According to the 2021 Mission Alignment Index (MAI) from my company, Gtmhub, about one-third of the world’s largest companies fail at mission alignment. That’s a lot of employees who don’t have a clear understanding o why they show up for work each day.
Why Mission Alignment Is Critical
Aligning employees with a company’s why is a significant challenge, but it’s a worthy investment.
Unilateral communication, minimal engagement, and an obsession with output over outcomes: This mindset worked in the Industrial Era, but it is antiquated and ineffective in today’s knowledge economy. Knowledge workers crave connection and purpose. They need it to succeed.
With clarity of purpose, employees feel connected to their work, find meaning behind their contributions, and deliver outcomes that align with the company’s overarching goals. It’s the difference between employees who work to fulfill their eight-hour commitment (ahem, Industrial Era mindset) and those who work to pursue stimulating, relevant initiatives that are part of a larger picture.
Imagine multiplying the knowledge worker who is connected to the mission and delivering purposeful work across an entire organization. You’ll quickly realize why mission alignment has significant positive business implications. In fact, according to PwC’s Strategy&, more than 90 percent of purpose-driven organizations earn profits at or above the industry average.
How to Fix Misalignment
Mission alignment is as beneficial as it is challenging to strategize and deploy. The mission statement that speaks to your company’s unique value proposition needs to be communicated consistently to employees regardless of their position, team, department, or geographical location.
And, because your mission needs to speak to everyone across the organization, it should eliminate language barriers, cultural nuances, and unintentional ambiguity by using measurable goals. A well-defined, quantifiable mission statement sounds less like “become an industry leader” and more like “become an industry leader with 50 percent market share.”
How do you ensure that the mission statement inspires all corporate activities, interactions, and decisions? And how does the mission become the backbone of every employee’s professional responsibilities?

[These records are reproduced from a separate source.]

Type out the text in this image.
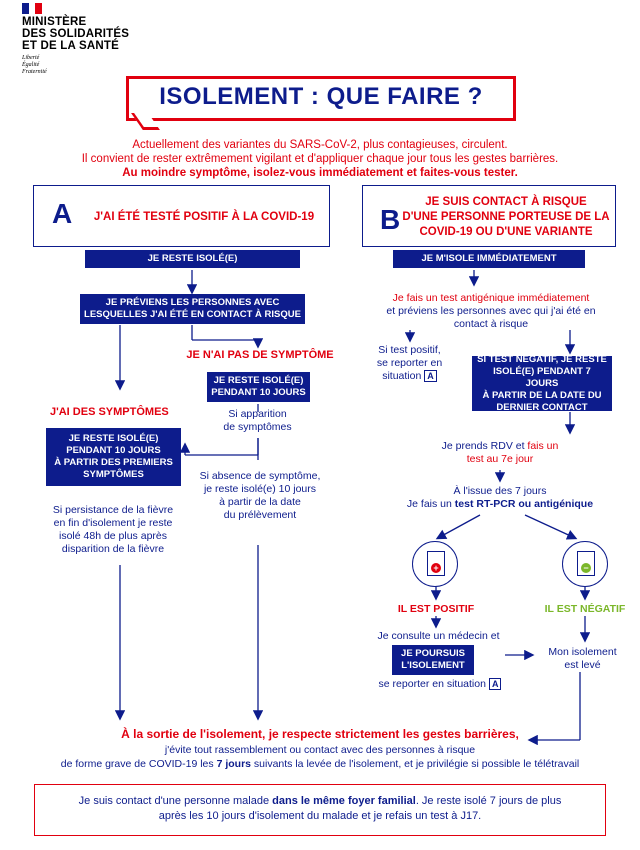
MINISTÈRE
DES SOLIDARITÉS
ET DE LA SANTÉ
Liberté
Égalité
Fraternité
ISOLEMENT : QUE FAIRE ?
Actuellement des variantes du SARS-CoV-2, plus contagieuses, circulent.
Il convient de rester extrêmement vigilant et d'appliquer chaque jour tous les gestes barrières.
Au moindre symptôme, isolez-vous immédiatement et faites-vous tester.
A	J'AI ÉTÉ TESTÉ POSITIF À LA COVID-19
JE RESTE ISOLÉ(E)
JE PRÉVIENS LES PERSONNES AVEC
LESQUELLES J'AI ÉTÉ EN CONTACT À RISQUE
JE N'AI PAS DE SYMPTÔME
JE RESTE ISOLÉ(E)
PENDANT 10 JOURS
Si apparition
de symptômes
J'AI DES SYMPTÔMES
JE RESTE ISOLÉ(E)
PENDANT 10 JOURS
À PARTIR DES PREMIERS
SYMPTÔMES
Si persistance de la fièvre
en fin d'isolement je reste
isolé 48h de plus après
disparition de la fièvre
Si absence de symptôme,
je reste isolé(e) 10 jours
à partir de la date
du prélèvement
B
JE SUIS CONTACT À RISQUE
D'UNE PERSONNE PORTEUSE DE LA
COVID-19 OU D'UNE VARIANTE
JE M'ISOLE IMMÉDIATEMENT
Je fais un test antigénique immédiatement
et préviens les personnes avec qui j'ai été en
contact à risque
Si test positif,
se reporter en
situation A
SI TEST NÉGATIF, JE RESTE
ISOLÉ(E) PENDANT 7 JOURS
À PARTIR DE LA DATE DU
DERNIER CONTACT
Je prends RDV et fais un
test au 7e jour
À l'issue des 7 jours
Je fais un test RT-PCR ou antigénique
+	−
IL EST POSITIF	IL EST NÉGATIF
Je consulte un médecin et
JE POURSUIS
L'ISOLEMENT
se reporter en situation A
Mon isolement
est levé
À la sortie de l'isolement, je respecte strictement les gestes barrières,
j'évite tout rassemblement ou contact avec des personnes à risque
de forme grave de COVID-19 les 7 jours suivants la levée de l'isolement, et je privilégie si possible le télétravail
Je suis contact d'une personne malade dans le même foyer familial. Je reste isolé 7 jours de plus
après les 10 jours d'isolement du malade et je refais un test à J17.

The objectives and key results (OKRs) methodology sets the framework for accurate mission alignment. This methodology, or rather this corporate mindset, requires leadership to articulate an accurate corporate mission statement as the first critical step to adopting effective OKRs. From there, leadership can define the corporate objectives that describe how the company will achieve its mission.
But implementing the OKR methodology is only one piece of the puzzle. Those OKRs need to be paired with tools and strategies that give you the power to communicate the corporate mission statement and objectives across your entire organization. By sharing information and mobilizing workers to pursue a common purpose, you ensure that the mission reaches every employee and permeates the corporate culture.
How to Measure Success
The power of OKRs doesn’t stop at helping communicate your company’s mission statement and objectives. OKRs help you define the qualitative, aspirational objectives you want to achieve at the team and individual levels, clarifying how these activities feed into global corporate objectives. OKRs also identify exactly how you’ll measure these results with quantitative figures. For example:
• Corporate mission statement: Become an industry leader with 50 percent global market share.

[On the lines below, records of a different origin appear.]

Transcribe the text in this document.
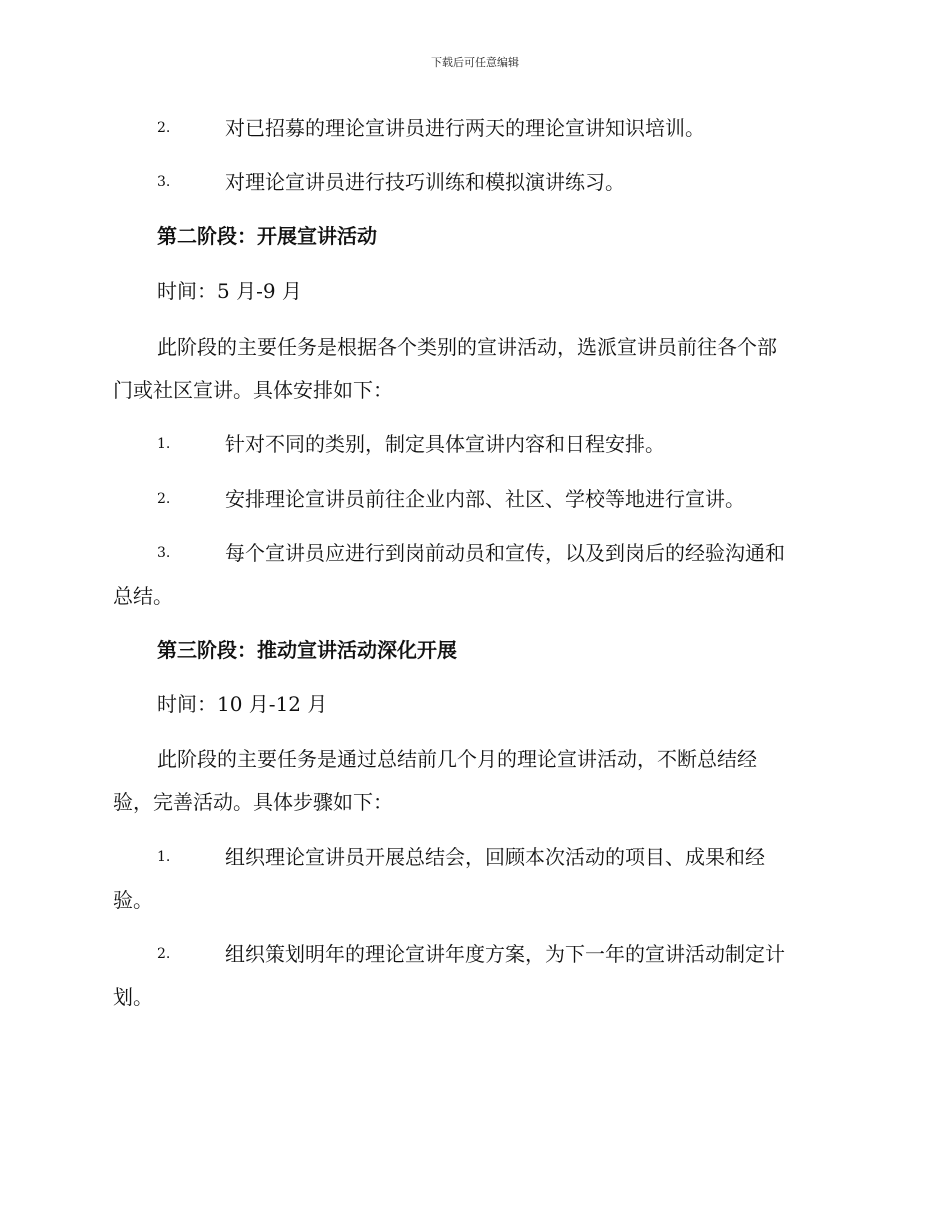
下载后可任意编辑
2.	对已招募的理论宣讲员进行两天的理论宣讲知识培训。
3.	对理论宣讲员进行技巧训练和模拟演讲练习。
第二阶段：开展宣讲活动
时间：5 月-9 月
此阶段的主要任务是根据各个类别的宣讲活动，选派宣讲员前往各个部
门或社区宣讲。具体安排如下：
1.	针对不同的类别，制定具体宣讲内容和日程安排。
2.	安排理论宣讲员前往企业内部、社区、学校等地进行宣讲。
3.	每个宣讲员应进行到岗前动员和宣传，以及到岗后的经验沟通和
总结。
第三阶段：推动宣讲活动深化开展
时间：10 月-12 月
此阶段的主要任务是通过总结前几个月的理论宣讲活动，不断总结经
验，完善活动。具体步骤如下：
1.	组织理论宣讲员开展总结会，回顾本次活动的项目、成果和经
验。
2.	组织策划明年的理论宣讲年度方案，为下一年的宣讲活动制定计
划。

• Objective: Expand from a national presence to a global presence.
• Key result: Launch five international marketing campaigns.

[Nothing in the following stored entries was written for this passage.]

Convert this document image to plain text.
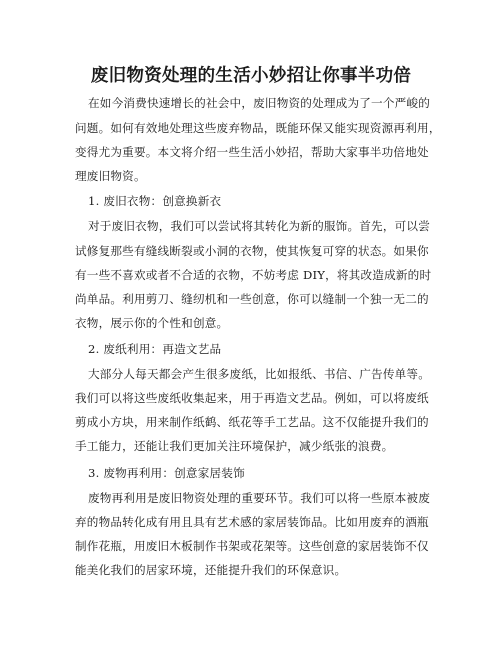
废旧物资处理的生活小妙招让你事半功倍
在如今消费快速增长的社会中，废旧物资的处理成为了一个严峻的
问题。如何有效地处理这些废弃物品，既能环保又能实现资源再利用，
变得尤为重要。本文将介绍一些生活小妙招，帮助大家事半功倍地处
理废旧物资。
1. 废旧衣物：创意换新衣
对于废旧衣物，我们可以尝试将其转化为新的服饰。首先，可以尝
试修复那些有缝线断裂或小洞的衣物，使其恢复可穿的状态。如果你
有一些不喜欢或者不合适的衣物，不妨考虑 DIY，将其改造成新的时
尚单品。利用剪刀、缝纫机和一些创意，你可以缝制一个独一无二的
衣物，展示你的个性和创意。
2. 废纸利用：再造文艺品
大部分人每天都会产生很多废纸，比如报纸、书信、广告传单等。
我们可以将这些废纸收集起来，用于再造文艺品。例如，可以将废纸
剪成小方块，用来制作纸鹤、纸花等手工艺品。这不仅能提升我们的
手工能力，还能让我们更加关注环境保护，减少纸张的浪费。
3. 废物再利用：创意家居装饰
废物再利用是废旧物资处理的重要环节。我们可以将一些原本被废
弃的物品转化成有用且具有艺术感的家居装饰品。比如用废弃的酒瓶
制作花瓶，用废旧木板制作书架或花架等。这些创意的家居装饰不仅
能美化我们的居家环境，还能提升我们的环保意识。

Talk about eliminating ambiguity!
It’s important to utilize the right tech tools to gain transparency on and access to OKRs at all levels of your organization, as this will allow company leaders to see how well you’re aligning the company behind its mission. This will also give you the ability to assess your teams’ and individual employees’ OKRs that feed into the organization’s performance. If a business is veering off course at any level, you can appropriately prioritize your resources and attention.
In the Industrial Era, leadership told employees what to do, and they did it. But we’ve evolved. What worked 40 years ago will lead to unmotivated and dispassionate employees now.
The collaborative, creative, and skillful work that we require from our modern workforce — the work that propels modern businesses forward — is achieved through mission alignment. In the Knowledge Worker Era, you need to identify your employees’ professional purpose and uncover their connection to the organization’s work to find true mission alignment. Only then will you realize your workforce’s true potential.